The other new findings supporting older adults’ exercise were recently published in the Annals of Internal Medicine by Yale University geriatrician Thomas Gill. More than 1,600 individuals between the ages of 70 and 89 who were sedentary at the start of the study, one-fourth of them from the Pittsburgh area, were evaluated for their experience with disability.
If they were put in a structured walking-exercise program for the next 3 years, they spent 25 per cent less time with a disability than those who had received only some health education. The walkers were less likely to suffer a disability and more likely to recover from it and recover faster.
“It’s an important part of the active life expectancy story,” relevant since people want to not only live longer but live well during those extra years, said Dr Jack Guralnik, a co-investigator like Newman on that study and a University of Maryland professor of epidemiology and public health.

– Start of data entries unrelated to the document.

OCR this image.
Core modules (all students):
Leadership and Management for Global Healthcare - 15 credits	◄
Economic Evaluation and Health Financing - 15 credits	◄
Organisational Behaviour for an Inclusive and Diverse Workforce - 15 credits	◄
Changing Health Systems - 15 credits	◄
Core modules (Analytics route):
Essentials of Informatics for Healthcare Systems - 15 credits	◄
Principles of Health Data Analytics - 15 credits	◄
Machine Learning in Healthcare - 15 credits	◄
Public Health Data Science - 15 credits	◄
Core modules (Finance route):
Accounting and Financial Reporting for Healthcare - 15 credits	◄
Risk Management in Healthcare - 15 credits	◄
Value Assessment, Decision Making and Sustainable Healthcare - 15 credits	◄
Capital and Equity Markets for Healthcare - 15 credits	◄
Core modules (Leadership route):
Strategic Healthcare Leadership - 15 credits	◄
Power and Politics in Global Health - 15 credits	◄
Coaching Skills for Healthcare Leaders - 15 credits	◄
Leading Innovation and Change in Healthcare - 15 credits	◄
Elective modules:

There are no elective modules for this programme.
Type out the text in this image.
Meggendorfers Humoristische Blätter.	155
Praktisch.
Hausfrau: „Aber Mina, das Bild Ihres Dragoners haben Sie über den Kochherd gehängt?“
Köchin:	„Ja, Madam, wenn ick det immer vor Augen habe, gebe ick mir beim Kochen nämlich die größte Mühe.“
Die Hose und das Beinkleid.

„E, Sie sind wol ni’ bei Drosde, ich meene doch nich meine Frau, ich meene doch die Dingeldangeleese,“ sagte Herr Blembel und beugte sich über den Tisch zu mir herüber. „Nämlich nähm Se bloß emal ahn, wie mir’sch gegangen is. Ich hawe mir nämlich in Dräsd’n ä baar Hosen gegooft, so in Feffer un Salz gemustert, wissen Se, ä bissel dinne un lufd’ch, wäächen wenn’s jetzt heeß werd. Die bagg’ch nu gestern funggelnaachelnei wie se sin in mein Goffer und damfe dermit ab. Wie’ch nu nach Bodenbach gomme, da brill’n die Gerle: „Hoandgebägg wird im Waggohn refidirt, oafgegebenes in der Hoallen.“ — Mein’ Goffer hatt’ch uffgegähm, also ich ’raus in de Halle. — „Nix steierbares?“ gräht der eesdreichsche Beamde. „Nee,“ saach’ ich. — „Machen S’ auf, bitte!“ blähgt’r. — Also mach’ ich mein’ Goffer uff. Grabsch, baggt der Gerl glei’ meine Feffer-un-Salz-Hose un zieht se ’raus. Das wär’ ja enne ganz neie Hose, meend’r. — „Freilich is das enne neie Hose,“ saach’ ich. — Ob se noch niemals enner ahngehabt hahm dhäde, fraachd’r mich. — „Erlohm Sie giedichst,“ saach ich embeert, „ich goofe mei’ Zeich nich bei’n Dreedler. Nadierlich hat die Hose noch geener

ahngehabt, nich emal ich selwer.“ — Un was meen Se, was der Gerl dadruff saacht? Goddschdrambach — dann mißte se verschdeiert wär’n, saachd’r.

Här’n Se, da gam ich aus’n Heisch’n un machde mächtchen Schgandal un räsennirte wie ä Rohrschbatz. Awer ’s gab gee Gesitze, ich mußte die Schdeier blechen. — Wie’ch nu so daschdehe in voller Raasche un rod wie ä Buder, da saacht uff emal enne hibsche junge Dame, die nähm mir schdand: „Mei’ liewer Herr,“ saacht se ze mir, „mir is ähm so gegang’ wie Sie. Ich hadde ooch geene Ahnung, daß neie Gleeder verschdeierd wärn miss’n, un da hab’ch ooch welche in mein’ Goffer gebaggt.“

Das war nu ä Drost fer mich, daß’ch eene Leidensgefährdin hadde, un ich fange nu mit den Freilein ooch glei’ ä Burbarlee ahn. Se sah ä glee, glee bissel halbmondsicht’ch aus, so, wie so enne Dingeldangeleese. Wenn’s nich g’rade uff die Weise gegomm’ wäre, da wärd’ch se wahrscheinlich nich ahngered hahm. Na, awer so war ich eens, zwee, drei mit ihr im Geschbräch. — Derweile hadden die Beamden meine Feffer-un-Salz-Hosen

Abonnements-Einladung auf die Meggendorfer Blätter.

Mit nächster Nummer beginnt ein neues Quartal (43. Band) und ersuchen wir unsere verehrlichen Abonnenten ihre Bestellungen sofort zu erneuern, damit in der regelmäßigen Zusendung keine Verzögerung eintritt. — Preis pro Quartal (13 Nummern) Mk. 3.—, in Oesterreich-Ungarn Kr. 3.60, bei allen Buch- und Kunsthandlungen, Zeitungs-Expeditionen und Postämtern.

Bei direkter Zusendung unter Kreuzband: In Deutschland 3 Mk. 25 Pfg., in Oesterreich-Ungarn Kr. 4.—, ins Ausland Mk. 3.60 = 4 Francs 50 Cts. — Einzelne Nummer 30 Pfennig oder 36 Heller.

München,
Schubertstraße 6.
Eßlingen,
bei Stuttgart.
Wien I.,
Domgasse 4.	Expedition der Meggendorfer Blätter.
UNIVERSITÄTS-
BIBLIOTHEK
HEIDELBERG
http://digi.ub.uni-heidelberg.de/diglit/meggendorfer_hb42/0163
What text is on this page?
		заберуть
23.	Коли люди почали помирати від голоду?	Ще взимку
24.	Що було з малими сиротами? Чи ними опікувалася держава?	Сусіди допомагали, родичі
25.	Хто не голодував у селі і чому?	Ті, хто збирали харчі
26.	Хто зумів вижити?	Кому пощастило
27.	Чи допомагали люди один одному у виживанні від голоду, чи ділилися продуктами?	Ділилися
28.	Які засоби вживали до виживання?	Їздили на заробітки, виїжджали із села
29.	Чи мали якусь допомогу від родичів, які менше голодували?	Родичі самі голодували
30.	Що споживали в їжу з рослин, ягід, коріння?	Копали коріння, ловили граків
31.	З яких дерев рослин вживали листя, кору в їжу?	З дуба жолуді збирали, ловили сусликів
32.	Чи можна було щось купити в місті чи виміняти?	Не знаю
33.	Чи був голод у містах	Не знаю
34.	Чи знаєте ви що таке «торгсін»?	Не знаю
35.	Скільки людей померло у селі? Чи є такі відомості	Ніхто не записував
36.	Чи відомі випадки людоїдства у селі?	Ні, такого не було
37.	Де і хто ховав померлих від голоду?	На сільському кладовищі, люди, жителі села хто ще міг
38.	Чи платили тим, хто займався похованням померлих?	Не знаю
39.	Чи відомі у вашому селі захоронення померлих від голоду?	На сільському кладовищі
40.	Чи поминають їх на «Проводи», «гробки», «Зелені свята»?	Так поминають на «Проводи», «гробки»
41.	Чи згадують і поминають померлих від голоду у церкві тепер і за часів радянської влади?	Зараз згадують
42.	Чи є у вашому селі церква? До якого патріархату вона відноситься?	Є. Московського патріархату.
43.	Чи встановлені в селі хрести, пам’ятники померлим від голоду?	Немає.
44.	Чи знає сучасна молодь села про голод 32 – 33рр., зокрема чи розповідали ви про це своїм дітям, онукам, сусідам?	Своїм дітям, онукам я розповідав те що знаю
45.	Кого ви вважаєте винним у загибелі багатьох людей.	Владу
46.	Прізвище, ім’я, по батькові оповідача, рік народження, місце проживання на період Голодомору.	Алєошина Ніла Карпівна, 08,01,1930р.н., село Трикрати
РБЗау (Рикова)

He said those findings and those of the Cardiovascular Health Study share positive potential for those who focus on healthy habits, a point already made by decreased cardiovascular disease associated with smoking reductions. But when so many people are obese and have diabetes when reaching later years, he said, it shows the challenge of encouraging better lifestyles.
“We don’t know yet what’s happening over time in the population and what will happen in the future,” Guralnik said. “It’s good news if we can be sure the population would just look like the one that’s labeled as having healthy lifestyles.”
Or perhaps, if they would look – and act – like Melvin Judkis.